Posted By Antonio Alivesi on Set 20, 2018 | 0 comments


RIFORMA FISCALE: BENE CHE PARTA DALLE PARTITE IVA. INVENTATEVI UN LAVORO

Bene, bene: si parla di detassazione. Ma l’importante è capire come se ne parla e da dove si parte.

Luca Ricolfi, su Panorama, dà la sua versione dei fatti e bisogna dire che è, come spesso accade con Ricolfi, illuminante.

Si parte da qui: se un inizio di riforma fiscale vi sarà nella legge di Bilancio per il 2019, riguarderà prima di tutto partite Iva e start-up, solo dopo arriveranno le famiglie. «In questo inizio c’è molto di ragionevole», sostiene il professore. Ragionevole è «abbassare le aliquote con gradualità…e ragionevole è non dare priorità all’Irpef». Ragionevole è dare questo messaggio: «Cari signori….il lavoro non dovete solo cercarlo, o aspettare che vi piova dal cielo, il lavoro potete provare a inventarvelo voi.
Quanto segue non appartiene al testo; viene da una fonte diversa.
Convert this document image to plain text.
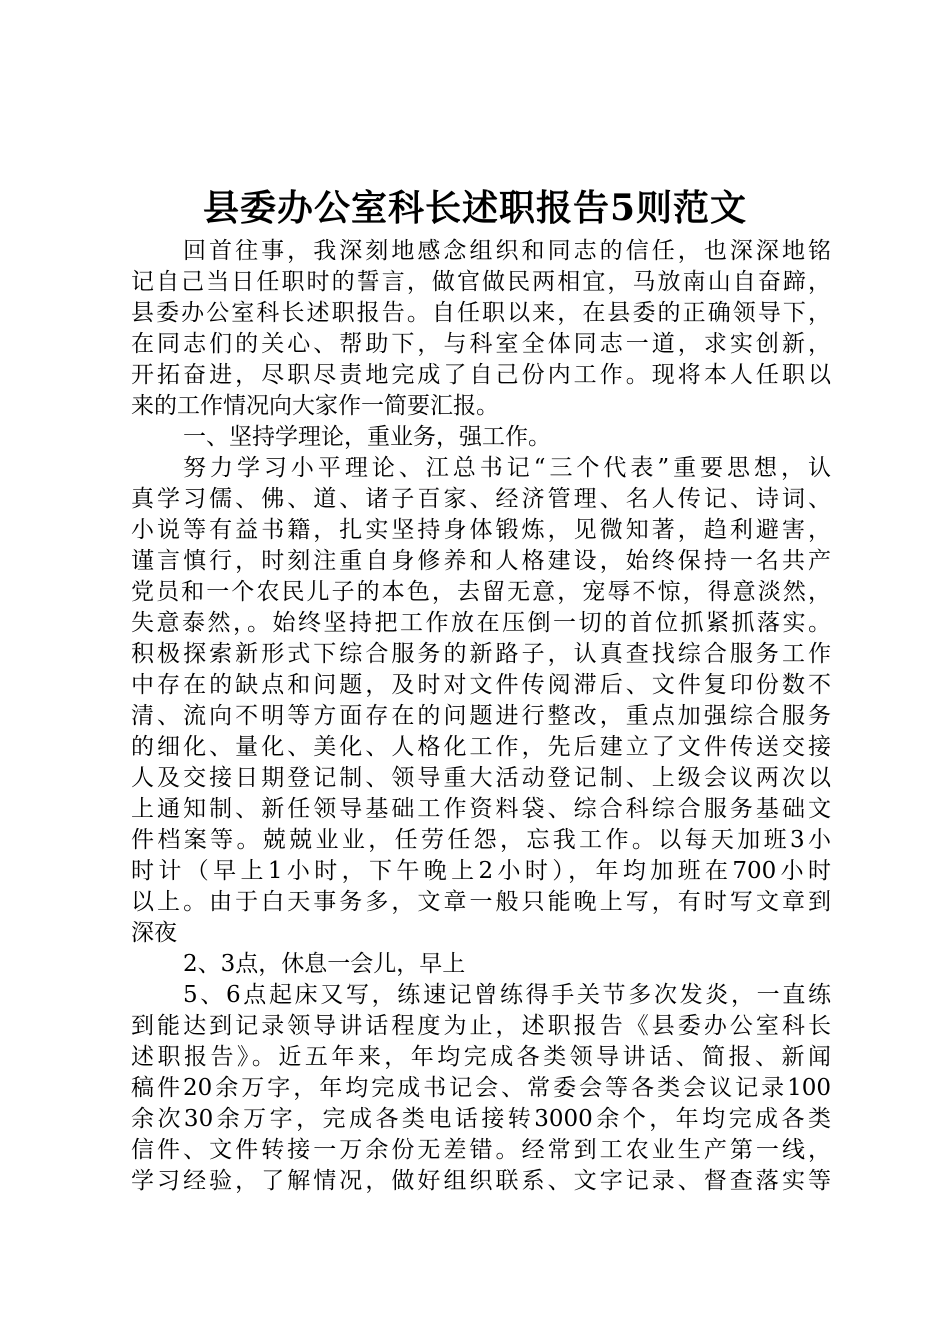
县委办公室科长述职报告5则范文
回首往事，我深刻地感念组织和同志的信任，也深深地铭
记自己当日任职时的誓言，做官做民两相宜，马放南山自奋蹄，
县委办公室科长述职报告。自任职以来，在县委的正确领导下，
在同志们的关心、帮助下，与科室全体同志一道，求实创新，
开拓奋进，尽职尽责地完成了自己份内工作。现将本人任职以
来的工作情况向大家作一简要汇报。
一、坚持学理论，重业务，强工作。
努力学习小平理论、江总书记“三个代表”重要思想，认
真学习儒、佛、道、诸子百家、经济管理、名人传记、诗词、
小说等有益书籍，扎实坚持身体锻炼，见微知著，趋利避害，
谨言慎行，时刻注重自身修养和人格建设，始终保持一名共产
党员和一个农民儿子的本色，去留无意，宠辱不惊，得意淡然，
失意泰然，。始终坚持把工作放在压倒一切的首位抓紧抓落实。
积极探索新形式下综合服务的新路子，认真查找综合服务工作
中存在的缺点和问题，及时对文件传阅滞后、文件复印份数不
清、流向不明等方面存在的问题进行整改，重点加强综合服务
的细化、量化、美化、人格化工作，先后建立了文件传送交接
人及交接日期登记制、领导重大活动登记制、上级会议两次以
上通知制、新任领导基础工作资料袋、综合科综合服务基础文
件档案等。兢兢业业，任劳任怨，忘我工作。以每天加班3小
时计（早上1小时，下午晚上2小时），年均加班在700小时
以上。由于白天事务多，文章一般只能晚上写，有时写文章到
深夜
2、3点，休息一会儿，早上
5、6点起床又写，练速记曾练得手关节多次发炎，一直练
到能达到记录领导讲话程度为止，述职报告《县委办公室科长
述职报告》。近五年来，年均完成各类领导讲话、简报、新闻
稿件20余万字，年均完成书记会、常委会等各类会议记录100
余次30余万字，完成各类电话接转3000余个，年均完成各类
信件、文件转接一万余份无差错。经常到工农业生产第一线，
学习经验，了解情况，做好组织联系、文字记录、督查落实等
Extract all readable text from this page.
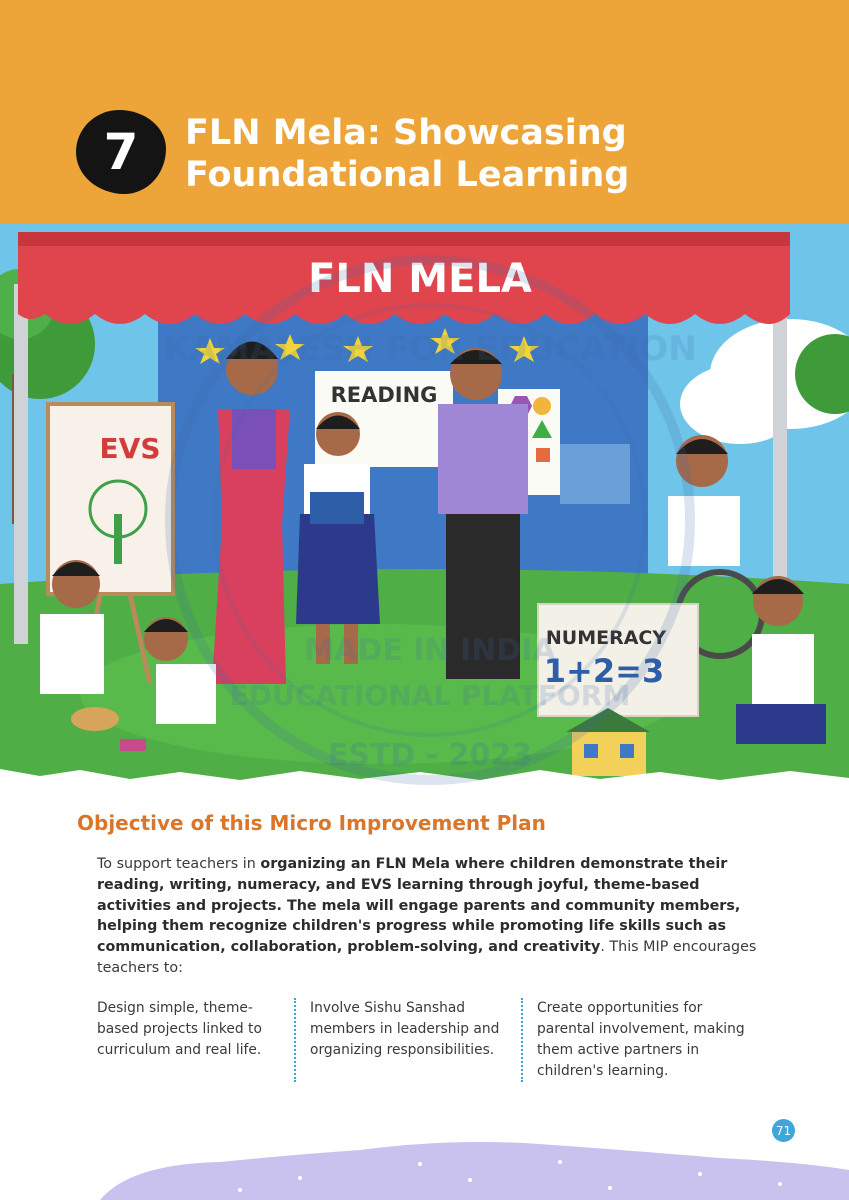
7 FLN Mela: Showcasing
Foundational Learning
FLN MELA
READING
EVS
NUMERACY
1+2=3
ESTD - 2023
Objective of this Micro Improvement Plan
To support teachers in organizing an FLN Mela where children demonstrate their reading, writing, numeracy, and EVS learning through joyful, theme-based activities and projects. The mela will engage parents and community members, helping them recognize children's progress while promoting life skills such as communication, collaboration, problem-solving, and creativity. This MIP encourages teachers to:
Design simple, theme-based projects linked to curriculum and real life.
Involve Sishu Sanshad members in leadership and organizing responsibilities.
Create opportunities for parental involvement, making them active partners in children's learning.
71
Aprire una partita Iva significa anche questo: capire che cosa siamo in grado di offrire e decidere di metterci alla prova».

Anche perché una recente ricerca americana ha rivelato che negli Stati Uniti vi sono circa 57 milioni di freelance, o lavoratori in proprio: più di un terzo della forza lavoro complessiva. E loro, della propria condizione lavorativa, apprezzano «soprattutto la libertà di decidere di che cosa occuparsi, e la flessibilità nella pianificazione del lavoro».

Attenzione, l’ultima battuta di Ricolfi fa la differenza: che il governo «non vanifichi tutto con altre misure che vanno nella direzione opposta: norme che obbligano i freelance ad essere assunti come lavoratori dipendenti, o l’eccesso di adempimenti: negli Stati Uniti non esiste il registro Iva e non esiste neppure l’Iva, sostituita da una sell tax compresa fra l’1 e l’11%».

Secondo il sociologo, anche il reddito di cittadinanza si merita una critica: «Potrebbe avere l’effetto di spegnere o disincentivare l’aspirazione a un lavoro». Quindi, la stoccata finale: «Non conta solo fare buone leggi, ma anche evitare di accompagnarle con leggi di segno contrario, che ne vanificano gli effetti».

TANTI GIOVANI SI SCOPRONO IMPRENDITORI, MA LO STATO NON PAGA
Viva, viva l’autoimprenditorialità: siamo tutti d’accordo con Ricolfi. Lo sono anche i giovani. Ma c’è un punto: vedersi imprenditori potrebbe essere eccitante, ma una volta che si ha un’impresa si deve pur campare. Se si lavora con la PA, qualche problemino sembra esserci. Lo raccontano i quotidiani di oggi con titoli che non fanno sconti: «Il Governo soffoca le imprese: salda i debiti sempre più tardi», «Se la pubblica amministrazione paga i fornitori oltre i 100 giorni». Il punto è questo: lo Stato è ancora un cattivo pagatore e ritarda il saldo delle fatture mandando le aziende in crisi di liquidità,
perché il tempo medio di pagamento della PA, secondo una ricerca del Centro Studi ImpresaLavoro (elaborazione dati della Banca d’Italia, Eurostat e Intrum Justitia), è aumentato da 95 a 104 giorni (nel biennio 2015-2016 l’attesa diminuì da 131 giorni a 95). Ora lo Stato italiano supera di 18 giorni i tempi del Portogallo, di 31 quelli della Grecia, di 71 i tempi della Germania e di 78 quelli della Gran Bretagna. I numeri possono essere anche noiosi, ma scuotono la nostra coscienza: lo stock dei debiti commerciali dello Stato, nel 2017, ammontava a 57 miliardi di euro. Lo Stato cattivo pagatore, insomma, è un costo vivo per le imprese e il costo dei ritardi è stimato in circa 4,1 miliardi di euro in termini di interessi passivi per le imprese.